Another common “auxiliary” instrument is the recorder (sometimes speciﬁcally referred to as a chart recorder or a trend recorder ), the purpose of which is to draw a graph of process variable(s) over time. Recorders usually have indications built into them for showing the instantaneous value of the instrument signal(s) simultaneously with the historical values, and for this reason are usually designated as indicating recorders. A temperature indicating recorder for the nuclear reactor system shown previously would be designated as a “TIR” accordingly.

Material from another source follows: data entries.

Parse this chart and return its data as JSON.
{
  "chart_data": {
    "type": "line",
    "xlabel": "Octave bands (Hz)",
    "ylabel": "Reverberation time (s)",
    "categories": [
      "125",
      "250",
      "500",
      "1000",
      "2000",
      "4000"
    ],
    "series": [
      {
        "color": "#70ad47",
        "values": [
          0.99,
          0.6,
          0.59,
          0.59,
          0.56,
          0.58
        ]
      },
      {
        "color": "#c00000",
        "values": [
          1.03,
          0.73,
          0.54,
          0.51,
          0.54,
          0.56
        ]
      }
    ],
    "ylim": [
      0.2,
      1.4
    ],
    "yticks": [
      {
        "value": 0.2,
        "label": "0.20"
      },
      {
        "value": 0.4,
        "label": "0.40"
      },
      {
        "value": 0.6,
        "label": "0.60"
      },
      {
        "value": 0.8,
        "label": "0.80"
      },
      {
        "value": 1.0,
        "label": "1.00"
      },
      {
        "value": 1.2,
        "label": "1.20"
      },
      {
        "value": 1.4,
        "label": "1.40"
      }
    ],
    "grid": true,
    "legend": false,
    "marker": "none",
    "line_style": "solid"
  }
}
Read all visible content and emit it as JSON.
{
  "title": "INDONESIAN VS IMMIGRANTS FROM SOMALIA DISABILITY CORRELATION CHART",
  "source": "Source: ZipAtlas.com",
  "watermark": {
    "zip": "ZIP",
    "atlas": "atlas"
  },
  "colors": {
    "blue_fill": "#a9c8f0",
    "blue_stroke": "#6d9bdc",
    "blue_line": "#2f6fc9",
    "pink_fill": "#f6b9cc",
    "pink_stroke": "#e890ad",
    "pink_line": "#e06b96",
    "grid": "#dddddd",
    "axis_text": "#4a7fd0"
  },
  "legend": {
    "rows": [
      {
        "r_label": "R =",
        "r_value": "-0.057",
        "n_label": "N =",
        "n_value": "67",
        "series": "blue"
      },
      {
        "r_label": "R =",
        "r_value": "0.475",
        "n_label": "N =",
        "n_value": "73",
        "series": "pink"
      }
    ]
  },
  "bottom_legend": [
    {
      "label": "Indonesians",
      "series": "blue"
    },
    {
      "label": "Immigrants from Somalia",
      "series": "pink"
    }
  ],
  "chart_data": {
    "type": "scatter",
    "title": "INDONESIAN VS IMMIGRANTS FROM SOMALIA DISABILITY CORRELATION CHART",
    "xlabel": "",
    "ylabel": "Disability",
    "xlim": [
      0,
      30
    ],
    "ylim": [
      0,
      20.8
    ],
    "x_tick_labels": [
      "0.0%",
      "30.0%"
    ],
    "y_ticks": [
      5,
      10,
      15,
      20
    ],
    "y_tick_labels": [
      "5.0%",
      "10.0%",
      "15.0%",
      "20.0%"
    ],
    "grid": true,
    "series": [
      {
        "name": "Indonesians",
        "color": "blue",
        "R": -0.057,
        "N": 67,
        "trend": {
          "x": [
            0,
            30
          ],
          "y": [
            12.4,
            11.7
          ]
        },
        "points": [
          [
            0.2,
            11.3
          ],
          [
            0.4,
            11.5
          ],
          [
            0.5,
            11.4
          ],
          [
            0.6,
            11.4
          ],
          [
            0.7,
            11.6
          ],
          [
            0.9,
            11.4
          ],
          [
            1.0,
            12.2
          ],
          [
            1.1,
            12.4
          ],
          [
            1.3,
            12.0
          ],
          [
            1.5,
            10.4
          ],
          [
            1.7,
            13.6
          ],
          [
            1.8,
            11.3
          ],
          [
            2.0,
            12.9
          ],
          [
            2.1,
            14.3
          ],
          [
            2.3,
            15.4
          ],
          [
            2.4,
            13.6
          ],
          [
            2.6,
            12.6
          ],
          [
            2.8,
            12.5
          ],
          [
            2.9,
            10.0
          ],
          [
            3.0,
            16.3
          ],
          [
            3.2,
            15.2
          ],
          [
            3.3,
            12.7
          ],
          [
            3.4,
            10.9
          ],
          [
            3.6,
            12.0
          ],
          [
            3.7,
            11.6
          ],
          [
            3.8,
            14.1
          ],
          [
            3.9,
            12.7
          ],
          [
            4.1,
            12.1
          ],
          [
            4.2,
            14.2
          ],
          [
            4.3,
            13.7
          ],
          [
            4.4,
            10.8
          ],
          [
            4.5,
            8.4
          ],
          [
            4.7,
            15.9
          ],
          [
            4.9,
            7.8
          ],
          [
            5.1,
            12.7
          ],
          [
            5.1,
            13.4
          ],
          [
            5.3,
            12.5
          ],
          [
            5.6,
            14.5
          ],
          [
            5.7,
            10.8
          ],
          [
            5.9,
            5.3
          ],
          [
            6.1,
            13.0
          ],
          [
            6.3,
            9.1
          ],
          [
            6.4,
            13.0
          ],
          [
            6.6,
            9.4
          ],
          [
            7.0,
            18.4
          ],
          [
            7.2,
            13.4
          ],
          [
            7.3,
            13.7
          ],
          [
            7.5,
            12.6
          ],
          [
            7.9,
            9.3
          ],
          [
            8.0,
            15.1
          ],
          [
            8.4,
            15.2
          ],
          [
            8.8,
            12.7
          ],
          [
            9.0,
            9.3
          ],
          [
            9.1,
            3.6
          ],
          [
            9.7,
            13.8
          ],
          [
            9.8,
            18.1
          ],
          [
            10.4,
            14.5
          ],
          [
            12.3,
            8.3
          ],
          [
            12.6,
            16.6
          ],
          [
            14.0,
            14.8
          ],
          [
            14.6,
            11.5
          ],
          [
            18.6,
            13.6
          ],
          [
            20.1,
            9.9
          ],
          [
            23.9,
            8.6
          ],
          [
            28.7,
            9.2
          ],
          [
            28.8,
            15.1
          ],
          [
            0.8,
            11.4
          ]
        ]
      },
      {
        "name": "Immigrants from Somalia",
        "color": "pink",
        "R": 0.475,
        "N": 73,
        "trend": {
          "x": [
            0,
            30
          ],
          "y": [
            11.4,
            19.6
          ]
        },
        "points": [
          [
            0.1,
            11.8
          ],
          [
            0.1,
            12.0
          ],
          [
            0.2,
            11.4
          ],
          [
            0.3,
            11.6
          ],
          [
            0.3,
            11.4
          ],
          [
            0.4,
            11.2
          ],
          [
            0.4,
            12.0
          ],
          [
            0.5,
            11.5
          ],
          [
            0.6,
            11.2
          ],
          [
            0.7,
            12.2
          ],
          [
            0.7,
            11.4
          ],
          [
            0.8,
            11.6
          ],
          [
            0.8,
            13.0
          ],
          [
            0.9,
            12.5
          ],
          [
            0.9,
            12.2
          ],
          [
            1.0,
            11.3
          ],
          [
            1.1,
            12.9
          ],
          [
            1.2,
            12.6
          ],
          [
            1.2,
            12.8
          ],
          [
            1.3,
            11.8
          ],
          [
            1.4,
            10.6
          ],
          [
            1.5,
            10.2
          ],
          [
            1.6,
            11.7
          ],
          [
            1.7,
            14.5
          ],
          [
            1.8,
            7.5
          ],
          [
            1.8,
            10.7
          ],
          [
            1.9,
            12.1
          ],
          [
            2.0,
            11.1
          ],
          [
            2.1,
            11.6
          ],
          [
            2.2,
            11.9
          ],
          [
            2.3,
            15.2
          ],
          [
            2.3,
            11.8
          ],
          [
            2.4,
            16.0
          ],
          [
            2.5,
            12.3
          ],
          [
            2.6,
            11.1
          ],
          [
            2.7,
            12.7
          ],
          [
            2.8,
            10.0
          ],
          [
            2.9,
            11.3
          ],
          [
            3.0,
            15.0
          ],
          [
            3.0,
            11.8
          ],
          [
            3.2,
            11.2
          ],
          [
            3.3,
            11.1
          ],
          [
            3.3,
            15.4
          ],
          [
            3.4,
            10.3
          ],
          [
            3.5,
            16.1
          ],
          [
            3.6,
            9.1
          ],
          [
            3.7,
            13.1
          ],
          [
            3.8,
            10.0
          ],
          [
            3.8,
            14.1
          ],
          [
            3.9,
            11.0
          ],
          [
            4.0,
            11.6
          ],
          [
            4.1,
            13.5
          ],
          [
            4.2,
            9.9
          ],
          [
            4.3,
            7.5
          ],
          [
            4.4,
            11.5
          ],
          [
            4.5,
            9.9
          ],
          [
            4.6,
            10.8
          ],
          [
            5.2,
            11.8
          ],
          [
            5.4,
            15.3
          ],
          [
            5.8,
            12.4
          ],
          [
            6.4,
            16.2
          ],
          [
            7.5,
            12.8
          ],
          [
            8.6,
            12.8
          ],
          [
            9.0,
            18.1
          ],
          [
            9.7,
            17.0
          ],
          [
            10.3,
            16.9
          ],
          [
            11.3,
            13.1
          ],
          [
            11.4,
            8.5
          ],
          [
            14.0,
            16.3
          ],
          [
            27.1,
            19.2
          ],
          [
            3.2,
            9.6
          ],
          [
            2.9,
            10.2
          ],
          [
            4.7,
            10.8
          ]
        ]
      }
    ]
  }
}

A circular chart recorder uses a round sheet of paper, rotating slowly beneath a pen moved side to-side by a servomechanism driven by the instrument signal. Two such chart recorders are shown in the following photograph, used to record temperatures at a powdered milk processing facility:
Two more chart recorders appear in the next photograph, a strip chart recorder on the right and a paperless chart recorder on the left. The strip chart recorder uses a scroll of paper drawn slowly past one or more lateral-moving pens, while the paperless recorder does away with paper entirely by plotting graphic trend lines on a computer screen:
Recorders are extremely helpful for troubleshooting process control problems. This is especially true when the recorder is conﬁgured to record not just the process variable, but also the controller’s setpoint and output variables as well. Here is an example of a typical “trend” showing the relationship between process variable, setpoint, and controller output in automatic mode, as graphed by a recorder:
Here, the setpoint (SP) appears as a perfectly straight red line, the process variable as a slightly erratic blue line, and the controller output as a moderately erratic purple line. We can see from this trend that the controller is doing exactly what it should: holding the process variable value close to setpoint, manipulating the ﬁnal control element as far as necessary to do so. The chaotic appearance of the output signal is not really a problem, contrary to most peoples’ ﬁrst impression. The fact that the process variable never deviates signiﬁcantly from the setpoint tells us the control system is operating quite well. What accounts for the erratic controller output, then? The answer to this question is any factor requiring the controller to change its output in order to maintain the processvariable at setpoint. Variations in process load would account for this: as other variables in the process change over time, the controller is forced to compensate for these variations in order to ensure the process variable does not drift from setpoint. Referencing our previous example of a steam boiler water level control system, one of these inﬂuencing variables is steam demand. If this trend shows the steam drum water level (PV) and feedwater valve position (Output), variations in the controller’s output signal could be indicative of steam demand rising and falling, the controller modulating water ﬂow into the boiler to properly compensate for this load and maintain a fairly constant steam drum water level. A wildly-ﬂuctuating output signal may indicate a problem somewhere else in the process (placing undue demands on the control system), but there is certainly no problem with the control system itself: it is doing its job perfectly well.
Recorders become powerful diagnostic tools when coupled with the controller’s manual control mode. By placing a controller in “manual” mode and allowing direct human control over the ﬁnal control element (valve, motor, heater), we can tell a lot about a process. Here is an example of a trend recording for a process in manual mode, where the process variable response is seen graphed in relation to the controller output as that output is increased and decreased in steps:
Notice the time delay between when the output signal is “stepped” to a new value and when the process variable responds to the change. This delay is called dead time, and it is generally detrimental to control system performance. Imagine trying to steer an automobile whose front wheels respond to your input at the steering wheel only after a 5-second delay! This would be a very challenging car to drive. The same problem plagues any industrial control system with a time lag between the ﬁnal control element and the transmitter. Typical causes of this problem include transport delay (where there is a physical delay resulting from transit time of a process medium from the point of control to the point of measurement) and mechanical problems in the ﬁnal control element.
This next example shows another type of problem revealed by a trend recording during manual mode testing:
Here, we see the process quickly responding to all step-changes in controller output except for those involving a change in direction. This problem is usually caused by mechanical friction in the ﬁnal control element (e.g. “sticky” valve stem packing in a pneumatically-actuated control valve), and is analogous to “loose” steering in an automobile, where the driver must turn the steering wheel a little bit extra after reversing steering direction. Anyone who has ever driven an old farm tractor knows what this phenomenon is like, and how it detrimentally aﬀects one’s ability to steer the tractor in a straight line.
Sometimes it becomes useful to temporarily place a recorder into an instrumentation system for diagnostic purposes. On the simplest level, this might consist of a digital multimeter (DMM) connected to measure signal voltage or current, with its “minimum/maximum” capture mode engaged. On a more complex level, this might be a personal computer running data graphing software, connected to the instrumentation circuit through a data acquisition (DAQ) module converting the circuit’s analog voltage or current signals into digital values readable by the computer.
Note : In modern days the Recorders usage is very less and replaced with trends in the HMI or operator workstations.